P.E.I.’s Famous Five take part in a recreation of a photograph taken in 1993. The five women spoke to an all-female audience of high school students at the legislature on Thursday, Oct. 11, 2018. Shown back row, left, former speaker of the house Nancy Guptill, former leader of the opposition Pat Mella, former deputy speaker Elizabeth (Libbe) Hubley, and, front, former lieutenant-governor Marion Reid and former premier Catherine Callbeck.
P.E.I.’s Famous Five take part in a recreation of a photograph taken in 1993. Shown back row, left, former speaker of the house Nancy Guptill, former leader of the opposition Pat Mella, former deputy speaker Elizabeth (Libbe) Hubley, and, front, former lieutenant-governor Marion Reid and former premier Catherine Callbeck. - Stu Neatby

Marion Reid’s political life was a life of firsts for P.E.I.
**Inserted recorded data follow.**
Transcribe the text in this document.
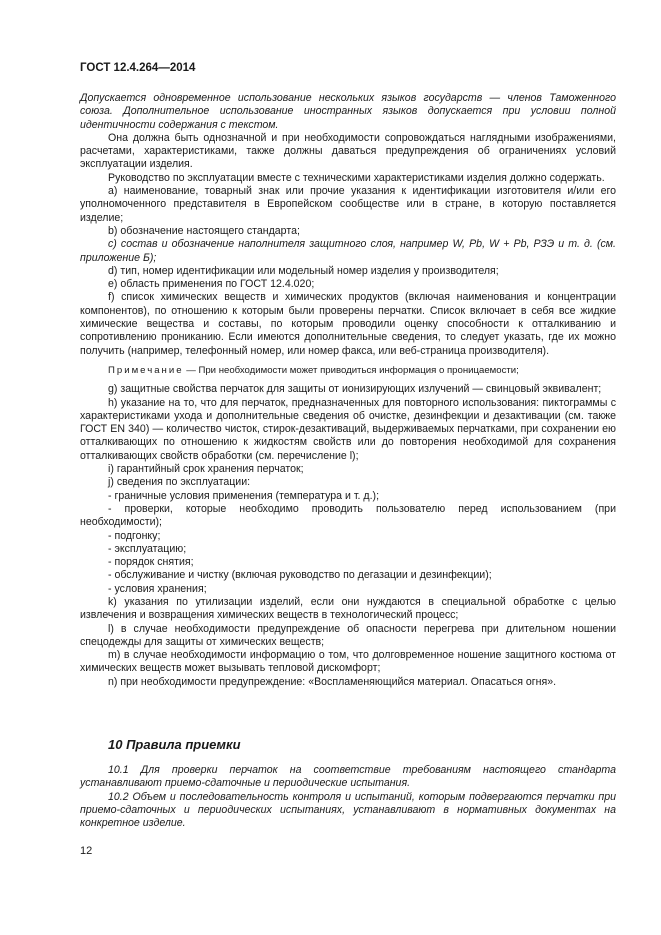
ГОСТ 12.4.264—2014

Допускается одновременное использование нескольких языков государств — членов Таможенного союза. Дополнительное использование иностранных языков допускается при условии полной идентичности содержания с текстом.

Она должна быть однозначной и при необходимости сопровождаться наглядными изображениями, расчетами, характеристиками, также должны даваться предупреждения об ограничениях условий эксплуатации изделия.

Руководство по эксплуатации вместе с техническими характеристиками изделия должно содержать.

a) наименование, товарный знак или прочие указания к идентификации изготовителя и/или его уполномоченного представителя в Европейском сообществе или в стране, в которую поставляется изделие;

b) обозначение настоящего стандарта;

c) состав и обозначение наполнителя защитного слоя, например W, Pb, W + Pb, РЗЭ и т. д. (см. приложение Б);

d) тип, номер идентификации или модельный номер изделия у производителя;

e) область применения по ГОСТ 12.4.020;

f) список химических веществ и химических продуктов (включая наименования и концентрации компонентов), по отношению к которым были проверены перчатки. Список включает в себя все жидкие химические вещества и составы, по которым проводили оценку способности к отталкиванию и сопротивлению прониканию. Если имеются дополнительные сведения, то следует указать, где их можно получить (например, телефонный номер, или номер факса, или веб-страница производителя).

Примечание — При необходимости может приводиться информация о проницаемости;

g) защитные свойства перчаток для защиты от ионизирующих излучений — свинцовый эквивалент;

h) указание на то, что для перчаток, предназначенных для повторного использования: пиктограммы с характеристиками ухода и дополнительные сведения об очистке, дезинфекции и дезактивации (см. также ГОСТ EN 340) — количество чисток, стирок-дезактиваций, выдерживаемых перчатками, при сохранении ею отталкивающих по отношению к жидкостям свойств или до повторения необходимой для сохранения отталкивающих свойств обработки (см. перечисление l);

i) гарантийный срок хранения перчаток;

j) сведения по эксплуатации:

- граничные условия применения (температура и т. д.);

- проверки, которые необходимо проводить пользователю перед использованием (при необходимости);

- подгонку;

- эксплуатацию;

- порядок снятия;

- обслуживание и чистку (включая руководство по дегазации и дезинфекции);

- условия хранения;

k) указания по утилизации изделий, если они нуждаются в специальной обработке с целью извлечения и возвращения химических веществ в технологический процесс;

l) в случае необходимости предупреждение об опасности перегрева при длительном ношении спецодежды для защиты от химических веществ;

m) в случае необходимости информацию о том, что долговременное ношение защитного костюма от химических веществ может вызывать тепловой дискомфорт;

n) при необходимости предупреждение: «Воспламеняющийся материал. Опасаться огня».

10 Правила приемки

10.1 Для проверки перчаток на соответствие требованиям настоящего стандарта устанавливают приемо-сдаточные и периодические испытания.

10.2 Объем и последовательность контроля и испытаний, которым подвергаются перчатки при приемо-сдаточных и периодических испытаниях, устанавливают в нормативных документах на конкретное изделие.

12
She was the first woman deputy Speaker, then the first woman Speaker of the legislative assembly. She also went on to become the first female lieutenant-governor.

And during her tenure as lieutenant-governor in the 1990s, she was part of P.E.I.’s Famous Five.

It was the first and only time in Canadian history women held the positions of premier, lieutenant-governor, leader of the Opposition, Speaker and deputy Speaker.

April 23 marks the 40th anniversary of the general election which made Reid an MLA for the first time.

Reid recalls that she was principal of St. Ann’s Elementary School in Hope River, when Angus MacLean sent two lawyers to convince her to run for politics.

“Look, if Angus thinks I can do this, I’m gonna do it,” she said in a recent interview with The Guardian.

So she did.

First, she needed to win a nomination, which she lost.

She tried again and won the nomination but lost the election.

The second election was a success. She won one of the seats in the dual riding of 1st Queens, along with another female PC, Leone Bagnall.

“It never occurred to me to give up,” she said.

The willingness to continue in defeat helps explain the trajectory of her career. She also credits her unwillingness to be pushed around.

She recalls only two real moments when she was treated differently than her male counterparts.

Once, the premier of the day told her to get out of the gutter.

The other was a reporter who couldn’t be bothered to figure out whether she was Marion Reid or Leone Bagnall before asking her.

She put both men in their place.

“It’s not an easy thing,” she said. “You can allow yourself to be intimidated, but I wasn’t one of those people.”

Speaking from Andrews Senior Care in Charlottetown, Reid says her time in politics was a rewarding period, with friends made, battles won and an opportunity to enact strong policies.

“To this day, I just think it was one of the good times of my life,” she said.